Le Pool mise sur l’agro-entrepreneuriat
Sur les rives verdoyantes de Mindouli, dans le département du Pool, une centaine de petits producteurs ont troqué machettes et paniers contre stylos et blocs-notes. Durant cinq jours, le village a vécu au rythme d’une classe pas comme les autres.
À l’invitation du Bureau international du travail et du Projet de développement intégré des chaînes de valeurs agricoles au Congo, l’école improvisée a transformé la place publique en incubateur d’idées, sous le regard bienveillant des autorités locales.
Objectif affiché : muscler les compétences, doper la production et ouvrir la voie à une agriculture familiale plus rentable, capable d’alimenter marchés urbains et exportations sans compromettre les sols du bassin du Congo.
Une formation certifiante signée BIT-Prodivac
Le module « Gérez-mieux votre entreprise », mis au point par le BIT, a servi de fil conducteur. Comptabilité simplifiée, marketing paysan, gestion de stocks et plan d’investissement ont été disséqués, exercices pratiques à l’appui, pour coller aux réalités du terrain.
Financé par la Banque africaine de développement dans le cadre du partenariat BIT-gouvernement, le projet Prodivac a couvert les coûts et offert une certification reconnue, gage de crédibilité auprès des banques, des coopératives d’achat et des futurs partenaires commerciaux.
« Nous leur avons enseigné la méthodologie pour mieux gérer leur entreprise », résume le formateur principal, rappelant qu’au-delà des chiffres, la formation sème une confiance nouvelle chez ces cultivateurs longtemps tenus à l’écart des circuits de financement.
Paroles de jeunes pousses motivées
Anastasia Nkoukou, débordante d’énergie, serre son attestation contre son pagne. « Ces formations coûtent cher. Maintenant, je sais tenir mes comptes et vendre mes tomates », confie-t-elle, décidée à moderniser son potager familial.
À ses côtés, Boniface Yinga envisage déjà de passer du statut de petit producteur à celui de grossiste régional. « Nous allons éviter les erreurs et augmenter notre capacité de production », assure-t-il, le regard tourné vers les collines qui nourrissent Mindouli.

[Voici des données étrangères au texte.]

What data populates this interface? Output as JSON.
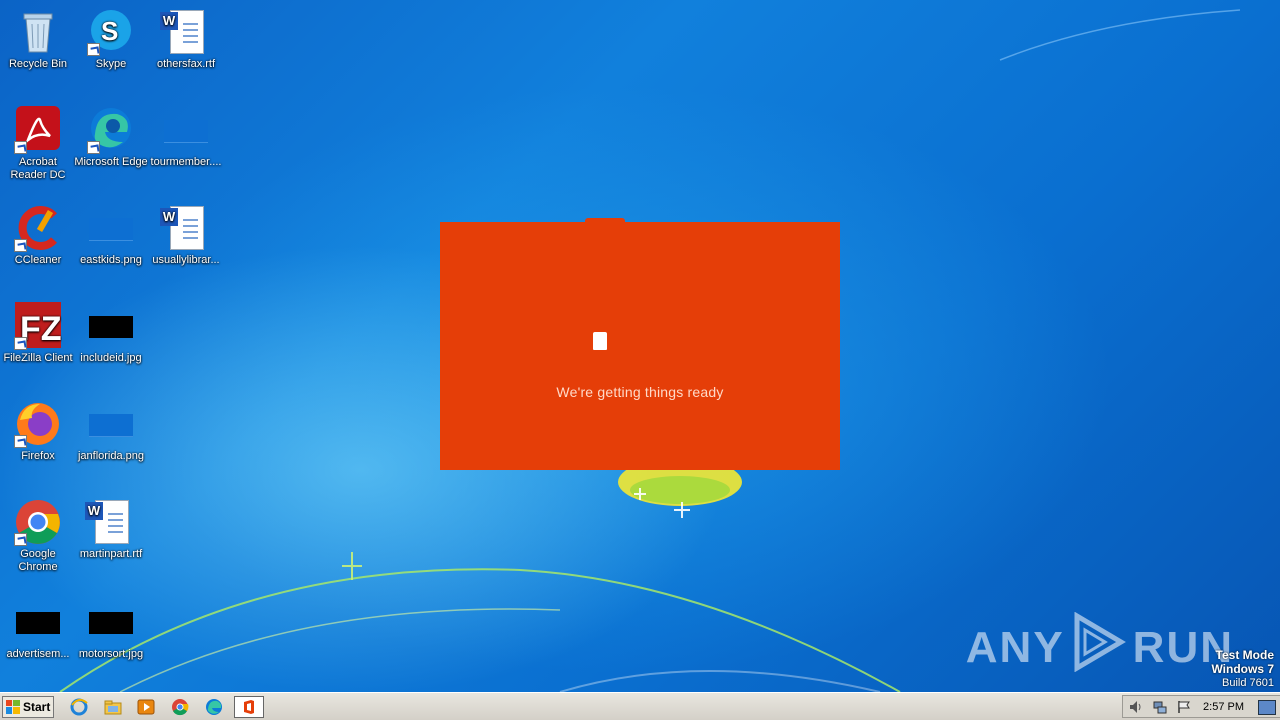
{
  "desktop": {
    "icons": [
      {
        "label": "Recycle Bin",
        "icon": "recycle-bin-icon"
      },
      {
        "label": "Skype",
        "icon": "skype-icon"
      },
      {
        "label": "othersfax.rtf",
        "icon": "word-document-icon"
      },
      {
        "label": "Acrobat Reader DC",
        "icon": "acrobat-reader-icon"
      },
      {
        "label": "Microsoft Edge",
        "icon": "edge-icon"
      },
      {
        "label": "tourmember....",
        "icon": "image-file-icon"
      },
      {
        "label": "CCleaner",
        "icon": "ccleaner-icon"
      },
      {
        "label": "eastkids.png",
        "icon": "image-file-icon"
      },
      {
        "label": "usuallylibrar...",
        "icon": "word-document-icon"
      },
      {
        "label": "FileZilla Client",
        "icon": "filezilla-icon"
      },
      {
        "label": "includeid.jpg",
        "icon": "image-file-icon"
      },
      {
        "label": "Firefox",
        "icon": "firefox-icon"
      },
      {
        "label": "janflorida.png",
        "icon": "image-file-icon"
      },
      {
        "label": "Google Chrome",
        "icon": "chrome-icon"
      },
      {
        "label": "martinpart.rtf",
        "icon": "word-document-icon"
      },
      {
        "label": "advertisem...",
        "icon": "image-file-icon"
      },
      {
        "label": "motorsort.jpg",
        "icon": "image-file-icon"
      }
    ]
  },
  "splash": {
    "message": "We're getting things ready",
    "color": "#e53e08"
  },
  "watermark": {
    "text_left": "ANY",
    "text_right": "RUN"
  },
  "os_info": {
    "line1": "Test Mode",
    "line2": "Windows 7",
    "line3": "Build 7601"
  },
  "taskbar": {
    "start_label": "Start",
    "pinned": [
      "internet-explorer-icon",
      "explorer-folder-icon",
      "media-player-icon",
      "chrome-icon",
      "edge-icon",
      "office-icon"
    ],
    "clock": "2:57 PM"
  }
}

Le sous-préfet Francis Hochard Tela savoure l’enthousiasme ambiant. Il se dit frappé par « la frénésie des jeunes » et plaide pour la multiplication des sessions dans d’autres localités, afin d’amorcer un maillage agricole dynamique dans tout le Pool.
Impact socio-économique et environnemental
Au-delà des certificats, la formation devrait impacter les paysages. Des producteurs mieux formés sèment plus serré, optimisent l’eau et réduisent les brûlis, pratiques coûteuses pour la biodiversité. Le Pool y gagne des sols moins érodés et des rendements plus stables.
L’approche encourage aussi la diversification : manioc, légumes, fruits, miel ou poulets de chair. En répartissant les risques, chaque exploitation résiste mieux aux chocs climatiques et contribue à l’autosuffisance alimentaire des villes voisines, dont Pointe-Noire dépend toujours des importations.
Selon Prodivac, l’intégration de ces jeunes pousses dans des coopératives facilitera l’accès aux crédits verts nouvellement proposés par certaines banques congolaises, ouvrant la porte à l’irrigation solaire et aux séchoirs économes, technologies clés pour équilibrer revenu et ressources.
Comment y aller
Mindouli se situe à trois heures de route de Brazzaville, via la RN1 puis la bretelle forestière menant au plateau. Les taxis-brousse circulent quotidiennement, mais de nombreux visiteurs préfèrent le train Congo-Océan, plus sûr pendant la saison des pluies.
À savoir
La certification BIT reste valable cinq ans et peut être renouvelée après audit. Les bénéficiaires doivent tenir une comptabilité mensuelle et participer à deux ateliers de suivi. Les attestations ouvrent également l’accès gratuit aux salons agricoles organisés à Kinkala.
Impact & solutions
Pour maintenir l’élan, la maison agroalimentaire Mâ Kinguenga propose d’héberger un centre de ressources où seront stockés manuels, tablettes et démonstrations vidéo. L’idée : transformer chaque récipiendaire en multiplicateur, capable de former à son tour dix agriculteurs voisins.
Gloria Ondako Oket, coordonnatrice nationale du BIT, y voit le germe d’un « partenariat solide » entre État, bailleurs et communautés rurales. Elle assure que le bureau poursuivra son appui méthodologique afin que l’entrepreneuriat agricole devienne un moteur durable pour la jeunesse congolaise.